Aku hanya bisa menghembus nafas dingin tak bisa membantah fakta, melihat tak satupun keringat yang di keluarkan paman eobard. Lelah, merasa kalah, dan seperti pecundang, aku menghempaskan badan ke tanah dengan punggung ku menghantam tanah dengan lembut

bukk...

"Sialan paman... kalo gini mana kuat aku mau latian lagi huuu"

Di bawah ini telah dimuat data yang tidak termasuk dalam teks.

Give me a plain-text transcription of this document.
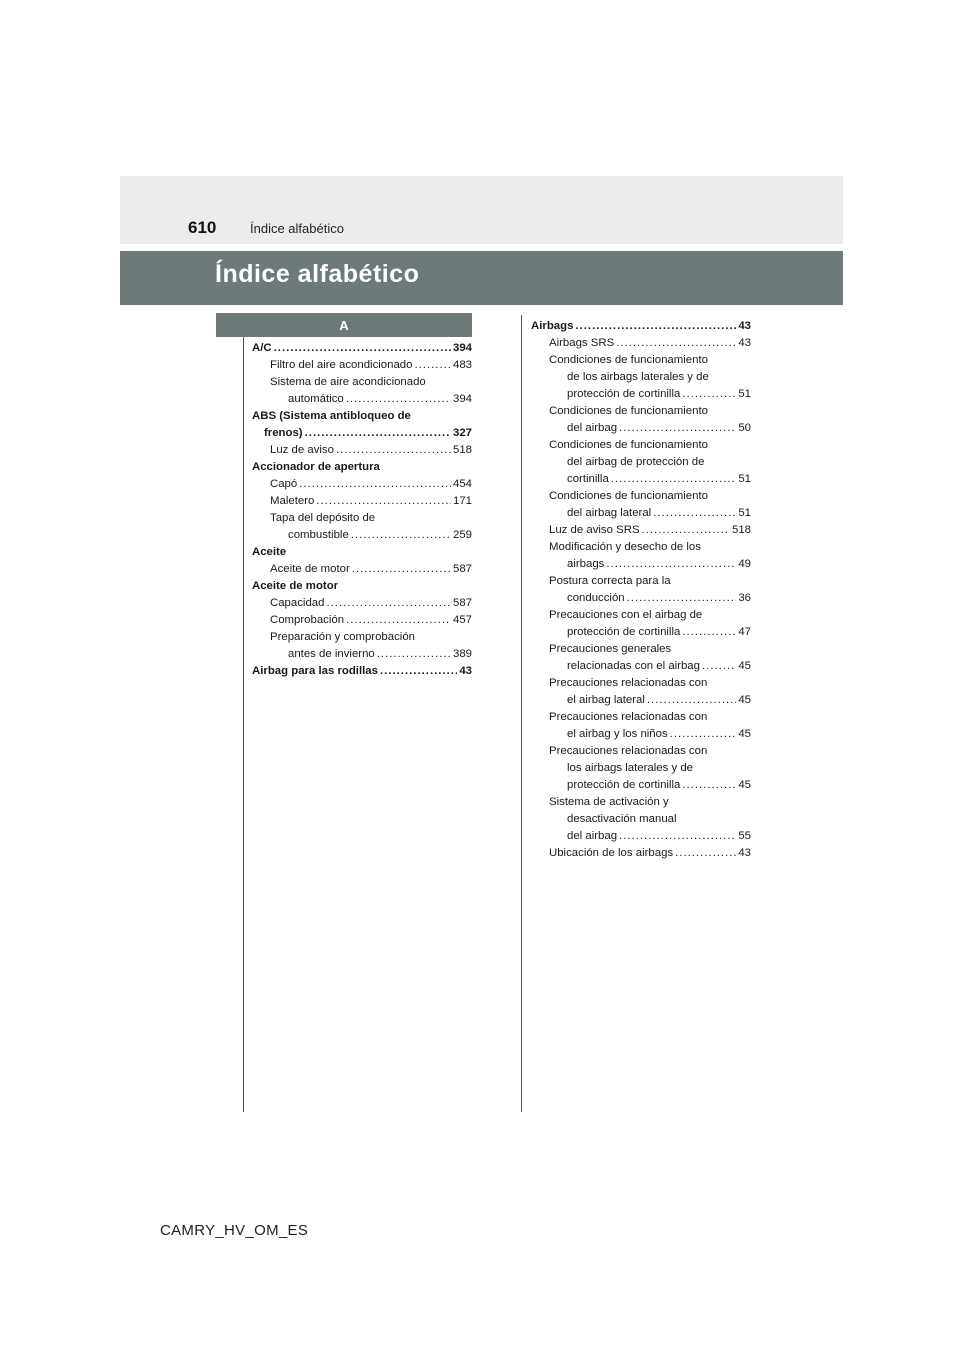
610	Índice alfabético
Índice alfabético
A
A/C .....	394
Filtro del aire acondicionado .....	483
Sistema de aire acondicionado
automático .....	394
ABS (Sistema antibloqueo de
frenos) .....	327
Luz de aviso .....	518
Accionador de apertura
Capó .....	454
Maletero .....	171
Tapa del depósito de
combustible .....	259
Aceite
Aceite de motor .....	587
Aceite de motor
Capacidad .....	587
Comprobación .....	457
Preparación y comprobación
antes de invierno .....	389
Airbag para las rodillas .....	43
Airbags .....	43
Airbags SRS .....	43
Condiciones de funcionamiento
de los airbags laterales y de
protección de cortinilla .....	51
Condiciones de funcionamiento
del airbag .....	50
Condiciones de funcionamiento
del airbag de protección de
cortinilla .....	51
Condiciones de funcionamiento
del airbag lateral .....	51
Luz de aviso SRS .....	518
Modificación y desecho de los
airbags .....	49
Postura correcta para la
conducción .....	36
Precauciones con el airbag de
protección de cortinilla .....	47
Precauciones generales
relacionadas con el airbag .....	45
Precauciones relacionadas con
el airbag lateral .....	45
Precauciones relacionadas con
el airbag y los niños .....	45
Precauciones relacionadas con
los airbags laterales y de
protección de cortinilla .....	45
Sistema de activación y
desactivación manual
del airbag .....	55
Ubicación de los airbags .....	43
CAMRY_HV_OM_ES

Gubuk ini berada ujung penjuru tanah panti yang memang luas. Perbatasan antara hutan dan tanah lapang. Paman eobard berjalan ke arah pohon besar di depan gubuk, melangkah di atas kepalaku tepat di tas tangan ku menuju ayunan yang tergantung di pohon

"Bagus, anggap ini latian fisik sebelum kau megang pedang asli. Menghayunkan pedang berat bukan ringan..." Ucap paman eobard malas

Paman eobard duduk di atas ayunan lalu mengayun tanpa peduli aku yang berbaring di depan nya. Serpihan-serpihan tanah dari sandal melayang ke arah ku bersamaan dengan paman berayun. Aku hanya berbaring diam tanpa peduli, menikmati angin dan matahari sore setelah lelah bekerja

"Sebelum nya satu hal yang ingin ku tau. apa mimpi mu ? tujuan ? Sebelum memegang pedang kau harus bisa memegang prinsip. Maksud ku pedang adalah alat, penggunaan nya tergantung si pemegang sendiri. Orang lemah bisa melukai menggunakan pedang, jangan salah. Namun bagaimana alat itu bisa effisien tergantung dari pengguna. Untuk itu kau harus bisa menjadi pedang itu sendiri, pedang tanpa pedang mereka bilang. Untuk dapat memegang pedang kau harus bisa memegang diri mu sendiri. Mimpi, tujuan, serta dedikasi mu harus kau temukan. Jadi apa mimpi dan tujuan mu dalam hidup" Paman melakukan monolog panjang, aku mendengarkan nya dengan fokus

Mimpi... tujuan ku... aku tidak tau dan tak pernah memikirkan hal seperti itu sepanjang enam belas tahun masa hidup ku. Kurasa itu tak pernah menjadi prioritas ku sebelum nya, tapi apa aku punya prioritas ? mungkin untuk bertahan hidup ? yaaa... dulu prioritas ku adalah untuk bertahan hidup tanpa tau kenapa aku harus

Monolog paman membuat ku berpikir panjang, tak terasa sudah beberapa saat aku terbenam dalam pikiran ini. Pertanyaan-pertanyaan untuk diri ku sendiri yang tak pernah kutanyakan maupun terjawab sampai sekarang. Aku berpikir dalam diam, aku merasa mendapat sebuah pencerahan walau pun masih dengan tangan kosong

"Aku...aku masih belum tau, tak satu pun hal yang masuk akal menjadi mimpi dan tujuan ku saat ini. Menurut mu bagaimana paman apa tujuan ku ?" Tanya ku balik

Mendengar pertanyaan tak masuk akal ku paman tertawa lalu membalas

"Hahahahaha... bocah, yang tau apa tujuan mu hanya kau dan pencipta mu. Kecuali kau atau pencipta mu memberi tahu ku, bagaimana aku bisa tau ?"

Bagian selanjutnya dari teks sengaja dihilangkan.